Sieff – Look forward to this Rear View

There is a very large book available in book shops near you and if it isn’t then it is well worth your while to order it. Here is the good news, its discounted for us in India and makes a, must buy.

 At any price Jeanloup Sieff is well worth the money, when its a retrospective of a 40 year backward glance, in large format, beautifully produced, thick, and ‘on special’ then you have no excuse.

 Jeanloupe Sieff is an icon born of Polish parents in Paris. But Sieff is timeless and a cosmic being, like a quasar or white giant, you can claim to belong to him and simultaneously he IS, unique, by himself, enigmatic and elusive.

Sieff’s work in the 50s looks fresh and contemporary even today, there is no patina, it seems to have slid off his Rolliflex this morning, he is not an imitator and simply follows the dictates of his own aesthetic which is always 10 steps ahead of the rest of the world. He is known to be a fashion photographer even when he is not shooting women and clothes. His work is fashion, and fashionable, eminently copy able. He creates style that people follow.

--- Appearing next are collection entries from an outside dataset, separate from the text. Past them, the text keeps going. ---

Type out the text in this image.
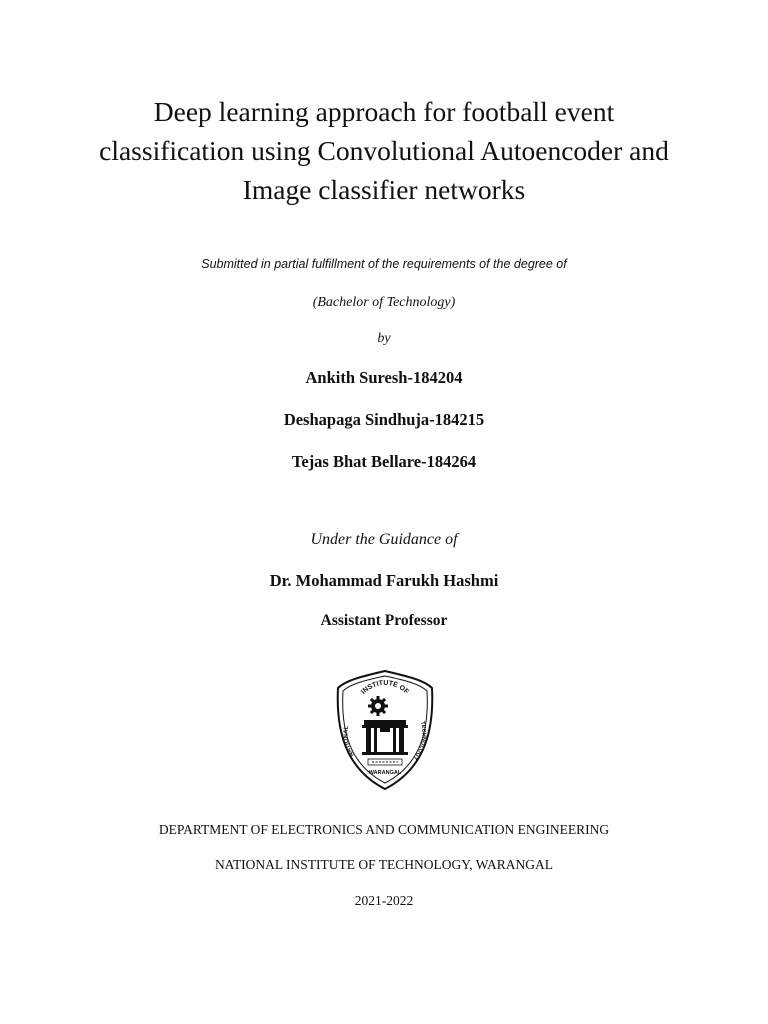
Deep learning approach for football event
classification using Convolutional Autoencoder and
Image classifier networks

Submitted in partial fulfillment of the requirements of the degree of

(Bachelor of Technology)

by

Ankith Suresh-184204

Deshapaga Sindhuja-184215

Tejas Bhat Bellare-184264

Under the Guidance of

Dr. Mohammad Farukh Hashmi

Assistant Professor

INSTITUTE OF
NATIONAL
TECHNOLOGY
WARANGAL

DEPARTMENT OF ELECTRONICS AND COMMUNICATION ENGINEERING

NATIONAL INSTITUTE OF TECHNOLOGY, WARANGAL

2021-2022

When you read the forward, and you must read the forward always in a retrospective, looking back, you get the feeling that this is a man with enormous life experience, a man who has travelled within and without, a man who has tasted and a man who has loved. What is most endearing is his literary je ne sais quoi. An easy walk down the Seine and insane, a glimpse into the artists mind and really his heart.  There is a wonderful humour, self deprecating at times. The captions to the photographs are like haiku, pithily joining the visual with the verbal. Sieff has considerable verbal agility, an ability to make simple the profound. He claims that there is no art only artists and their work.

Even when he was hired by Elle and was riding in fast cars with beautiful women he began to tire of what he calls ‘the frills and furbelows of fashion and that trilogy of the superficial: models, couturiers and hairdressers’, so he ‘took the holy orders of photojournalism and joined Magnum which was austere and photographically and politically committed, presided over by the Cartier Bresson and Marc Riboud, Ernst Hass and other warrior-monks’.

Jeanloup Sieff is deep. You can’t help but be affected by his work, which he tries hard to distill from the ‘oeuvre’ and edifice. His images have a direct quality that communicate swiftly. However there is always something to return to, a nuance, a twitch, a premonition. You have no choice but to own this book, possess it and let it possess you. It can’t but affect the way you breathe like an asana that gives your lungs more capacity to find oxygen in a polluted world. His images can be caressed visually and for the visually impaired no doubt running your finger tips along the bromide must set you tingling.